You can try getting information from cryptic marketing and the phone game with speculation about the release date, but you don’t have to go that far. If Intel could showcase Arc Alchemist at CES, it would have. Or at least it should.

Intel has a load of Arc alchemist information at Architecture Day in August 2021. We learned about XeSS, the N6 manufacturing process, and the Xe-HPG architecture that powers the range. And since then, everything we’ve heard has been piecemeal and drawn out so far that even minor announcements, like a single game that supports XeSS, seem important.

Even with no specs, Intel hasn’t even hinted as much about what Arc Alchemist is trying to achieve. Where do the cards fit in the current GPU market? Can buyers expect flagship, mid-range, or low-end performance? How many cards are there in the range? I could spend a few hundred words on just rhetorical questions, and that’s not good for a product coming out any moment.

Intel usually doesn’t shy away from sharing performance metrics. Even though Intel wasn’t ready to provide specific numbers, I still expected information on relative performance – a vague graph showing competitors to the flagship card or a line graph showing how performance scales across the range.

These numbers generally have no meaning and are always skewed to favor the brand they are presenting. But they set expectations and show that a product is making progress towards a goal promised by the company.

Hold your breath

LEDs form the Intel ARC logo.

Intel Arc Alchemist aims to do that AMD / Nvidia duality that has dominated pc graphics for more than two decades, but CES was a worrying sign of an allegedly disruptive product.
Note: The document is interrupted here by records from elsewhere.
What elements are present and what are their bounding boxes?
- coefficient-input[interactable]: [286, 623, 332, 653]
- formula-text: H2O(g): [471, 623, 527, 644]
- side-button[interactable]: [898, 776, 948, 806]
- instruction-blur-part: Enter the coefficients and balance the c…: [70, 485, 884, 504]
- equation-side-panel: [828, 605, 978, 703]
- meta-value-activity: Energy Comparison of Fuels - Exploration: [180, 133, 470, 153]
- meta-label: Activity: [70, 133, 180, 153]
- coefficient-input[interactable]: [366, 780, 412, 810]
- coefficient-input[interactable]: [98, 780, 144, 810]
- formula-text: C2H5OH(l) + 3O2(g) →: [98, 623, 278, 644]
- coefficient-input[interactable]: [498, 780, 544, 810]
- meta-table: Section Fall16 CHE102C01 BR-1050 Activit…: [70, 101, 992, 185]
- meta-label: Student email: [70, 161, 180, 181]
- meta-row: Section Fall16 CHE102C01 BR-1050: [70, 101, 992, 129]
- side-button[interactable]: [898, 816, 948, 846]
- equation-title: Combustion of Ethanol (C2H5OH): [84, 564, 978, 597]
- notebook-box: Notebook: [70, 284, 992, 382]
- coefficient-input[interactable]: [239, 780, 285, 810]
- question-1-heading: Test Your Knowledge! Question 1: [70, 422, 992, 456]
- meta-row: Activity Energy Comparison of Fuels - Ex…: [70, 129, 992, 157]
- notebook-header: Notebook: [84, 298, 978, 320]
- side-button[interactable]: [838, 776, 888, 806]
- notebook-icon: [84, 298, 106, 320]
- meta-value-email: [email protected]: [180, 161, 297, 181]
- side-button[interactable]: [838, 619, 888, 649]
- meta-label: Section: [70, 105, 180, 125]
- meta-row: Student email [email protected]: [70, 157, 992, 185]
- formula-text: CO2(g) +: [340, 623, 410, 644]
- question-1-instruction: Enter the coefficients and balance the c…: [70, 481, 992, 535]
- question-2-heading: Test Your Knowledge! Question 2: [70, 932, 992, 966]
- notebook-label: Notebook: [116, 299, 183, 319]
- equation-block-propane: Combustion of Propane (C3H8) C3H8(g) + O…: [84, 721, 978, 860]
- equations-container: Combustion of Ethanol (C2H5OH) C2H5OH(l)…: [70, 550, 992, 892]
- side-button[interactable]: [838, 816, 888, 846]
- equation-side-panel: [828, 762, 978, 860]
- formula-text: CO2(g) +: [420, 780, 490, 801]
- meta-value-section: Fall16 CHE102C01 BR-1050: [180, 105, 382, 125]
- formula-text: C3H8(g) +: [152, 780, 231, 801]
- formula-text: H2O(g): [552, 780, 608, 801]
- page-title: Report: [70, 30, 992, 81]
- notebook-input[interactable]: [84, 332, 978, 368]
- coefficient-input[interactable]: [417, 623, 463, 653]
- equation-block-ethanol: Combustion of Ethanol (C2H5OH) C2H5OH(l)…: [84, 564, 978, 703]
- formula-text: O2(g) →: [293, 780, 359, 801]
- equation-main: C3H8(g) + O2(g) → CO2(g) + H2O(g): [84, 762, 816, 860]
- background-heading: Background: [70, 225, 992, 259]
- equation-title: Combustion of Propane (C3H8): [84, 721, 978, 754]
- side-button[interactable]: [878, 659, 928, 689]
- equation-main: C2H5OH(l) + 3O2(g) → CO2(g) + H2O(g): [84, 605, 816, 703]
Not much bothering Intel right now. The company threw its hat in the ring, but that was it.

I’m not opposed to Arc Alchemist, and to be honest, I advocate Intel bringing the much-needed competition into graphics. After CES, however, my enthusiasm waned. I’m looking forward to Arc Alchemist, but remain skeptical until Intel will provide more specific information about the range.

That doesn’t mean I’ve lost all of my enthusiasm for Arc Alchemist. XeSS and hardware-accelerated ray tracing are a successful duo, and Intel has made major improvements to its graphics products in recent years. Arc Alchemist looks great for all we know – but that’s the problem right now; we don’t know much.